During the summer season, the old-fashioned ice cream parlor will be open serving a variety of ice cream sundaes, shakes and lunch. The Old West photo parlor will also be opened.
There will be a cowpoke camp on June 7-8 for elementary school-aged children where kids can experience what it was like in the Old West through storytelling and hands on activities along with lunch.
During the Dodge City Days events, the museum will be doing the Boot Hill Bull Fry and Bash in the Boot Hill Distillery parking lot.
In 1878, an official cemetery, Prairie Grove, was platted in Dodge City and all the bodies that could be located were reinterred at that location. About 10 years later they were later moved to Dodge City's current cemetery, Maple Grove.
In the following decades, most Dodge City residents wanted to forget about Dodge City's past reputation as a rough and wild town. In the 1920s and 1930s locals began to embrace Dodge City's heritage as a frontier town and Boot Hill Cemetery became a tourist attraction.
In 1947, the Dodge City Jaycees built Boot Hill Museum as a community service project and staffed it primarily with volunteers for the first 10 years.
First housed in a 3,000-square-foot rustic “Western” building, the museum contained a wide variety of cultural and natural history objects.

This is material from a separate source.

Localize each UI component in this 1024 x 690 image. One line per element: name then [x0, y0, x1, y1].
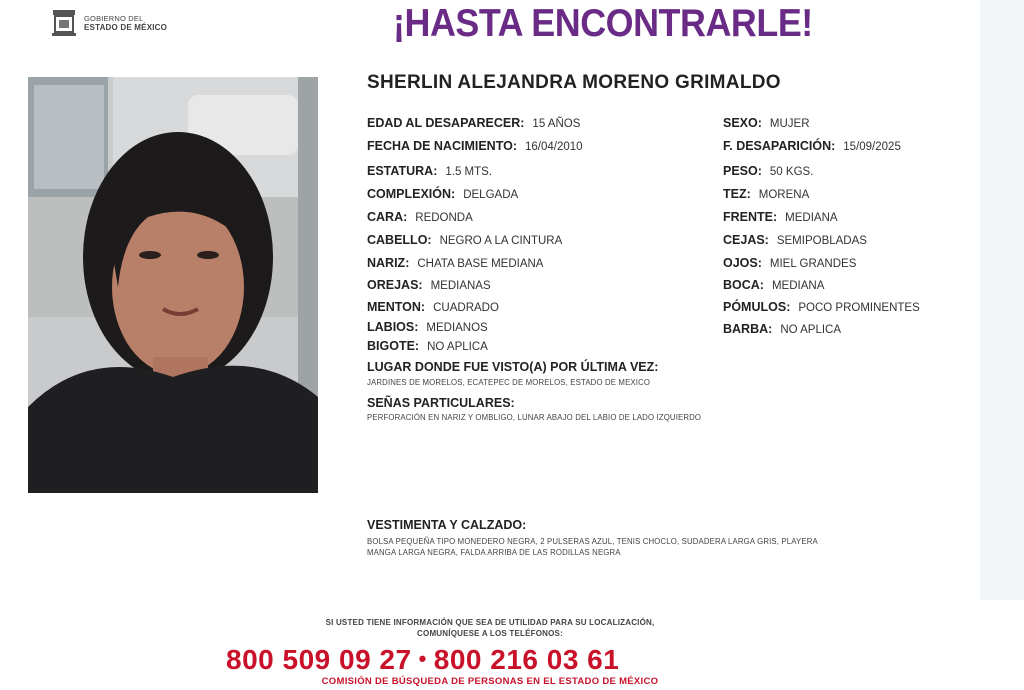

A 1865 jail from nearby Fort Dodge was moved to the Museum in 1953. In 1958, the construction of a replica of historic Front Street began. In 1964, additional buildings, containing the Beeson Gallery, were added to the Front Street replica to house the collection acquired from the Beeson Museum.
Other additions during later years included more reconstructed Front Street buildings, which now consist of more than one block of 1876 period buildings, along with a restored 1880 carriage/blacksmith shop and an 1879 cattleman’s home.
Currently, Boot Hill Museum is constructing a large new exhibit building and gift shop, which will be completed by the summer season of 2020.